Illinois utilities are about to have to prove their smart grid can do what it promises. For utilities ComEd and Ameren Illinois, that means cutting outages, inactive meters, estimated billing, energy theft and other money-wasters the smart grid was meant to prevent — or paying penalties out of their profits.
Those are the rules under a bill that Illinois legislators passed in a veto-proof majority last month, after a long battle over the companies’ $3.2 billion in smart grid plans. Gov. Pat Quinn vetoed a similar bill in September, saying it was “a dream come true for Commonwealth Edison, but it’s a nightmare for Illinois consumers.” The latest version is tougher as a result, though it will still allow the state’s two big utilities to add about $3 per month to customers’ bills.

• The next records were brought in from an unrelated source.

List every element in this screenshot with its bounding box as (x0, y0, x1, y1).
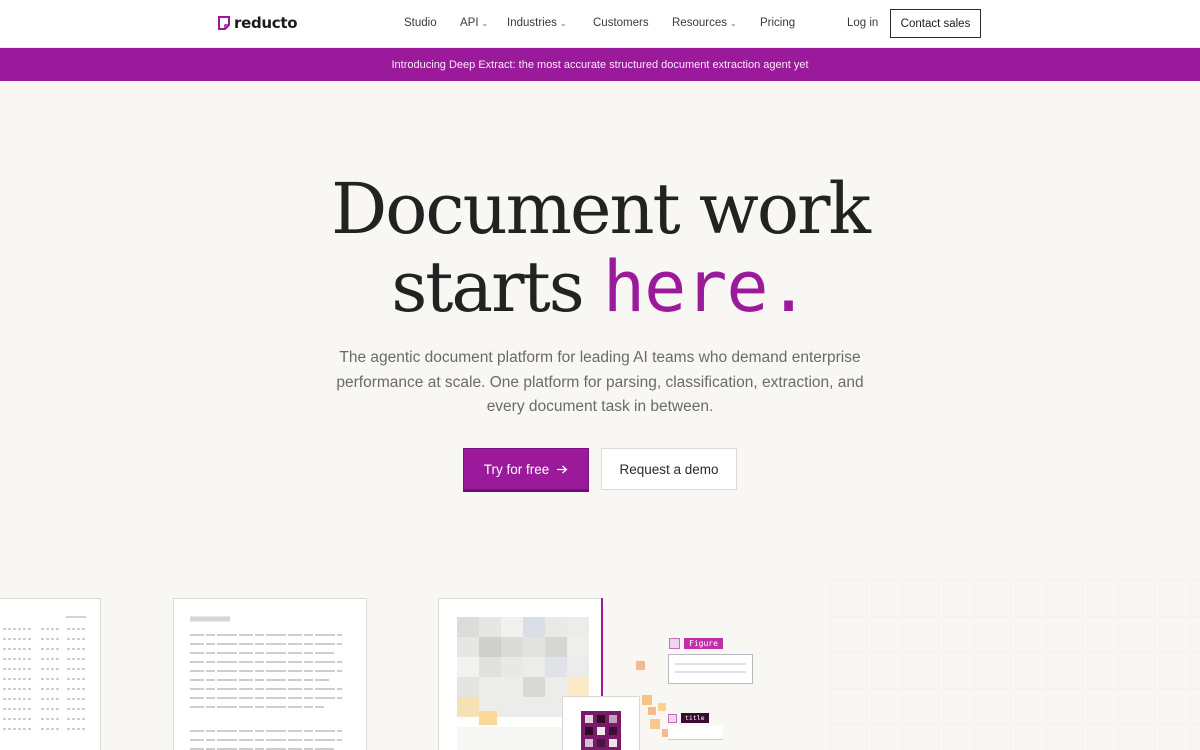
try-for-free-button[interactable]: Try for free (463, 448, 589, 490)
figure-label: Figure (669, 638, 723, 649)
arrow-right-icon (557, 462, 568, 477)
nav-item-label: Studio (404, 17, 437, 29)
title-label: title (668, 713, 709, 723)
figure-output-box (668, 654, 753, 684)
hero-subtitle: The agentic document platform for leadin… (336, 349, 864, 415)
nav-item-api[interactable]: API ⌄ (460, 17, 488, 29)
hero-title-line2: starts here. (391, 246, 810, 328)
nav-item-label: Resources (672, 17, 727, 29)
figure-marker-icon (669, 638, 680, 649)
logo-mosaic-icon (581, 711, 621, 750)
nav-item-industries[interactable]: Industries ⌄ (507, 17, 567, 29)
spreadsheet-lines (3, 616, 86, 730)
contact-sales-button[interactable]: Contact sales (890, 9, 981, 38)
nav-item-label: Industries (507, 17, 557, 29)
announcement-banner[interactable]: Introducing Deep Extract: the most accur… (0, 48, 1200, 81)
nav-item-studio[interactable]: Studio (404, 17, 437, 29)
brand-name: reducto (234, 14, 298, 32)
nav-item-customers[interactable]: Customers (593, 17, 649, 29)
request-demo-button[interactable]: Request a demo (601, 448, 737, 490)
hero-title-plain: starts (391, 246, 603, 328)
hero-title: Document work starts here. (0, 170, 1200, 326)
spreadsheet-document (0, 598, 101, 750)
title-marker-icon (668, 713, 677, 723)
figure-tag: Figure (684, 638, 723, 649)
background-grid (830, 580, 1200, 750)
nav-item-label: API (460, 17, 479, 29)
logo-card (562, 696, 640, 750)
chevron-down-icon: ⌄ (729, 18, 737, 28)
document-illustration: Figure title (0, 560, 1200, 750)
nav-item-pricing[interactable]: Pricing (760, 17, 795, 29)
top-navigation: reducto Studio API ⌄ Industries ⌄ Custom… (0, 0, 1200, 48)
reducto-logo-icon (218, 16, 230, 30)
title-output-box (668, 726, 723, 740)
nav-item-label: Customers (593, 17, 649, 29)
banner-text: Introducing Deep Extract: the most accur… (391, 58, 809, 71)
hero-title-line1: Document work (331, 168, 871, 250)
try-for-free-label: Try for free (483, 461, 550, 477)
login-link[interactable]: Log in (847, 17, 878, 29)
chevron-down-icon: ⌄ (481, 18, 489, 28)
nav-item-resources[interactable]: Resources ⌄ (672, 17, 737, 29)
title-tag: title (681, 713, 709, 723)
hero-title-accent: here. (602, 246, 810, 328)
brand-logo[interactable]: reducto (218, 14, 298, 32)
text-lines (190, 616, 342, 750)
login-label: Log in (847, 17, 879, 29)
nav-item-label: Pricing (760, 17, 796, 29)
chevron-down-icon: ⌄ (559, 18, 567, 28)
text-document (173, 598, 367, 750)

To justify it, however, the utilities will have to reduce outages by 20 percent, energy theft by 50 percent and inactive meters (those delivering power to unoccupied homes) by a whopping 90 percent under the new rules. These are the kinds of efficiencies that most smart meter projects out there promise they’ll deliver, but under Illinois’ new law, they’ll now be measured for year-by-year progress against those 10-year goals.
ComEd and Ameren will also be asked to cut estimated billing by 90 percent over the next decade and eliminate bad debt and unpaid bills by $30 million, a measure of the importance of backend IT support for today’s complicated smart meter systems. Miss those goals, and the utilities will face losing a certain portion of their profits.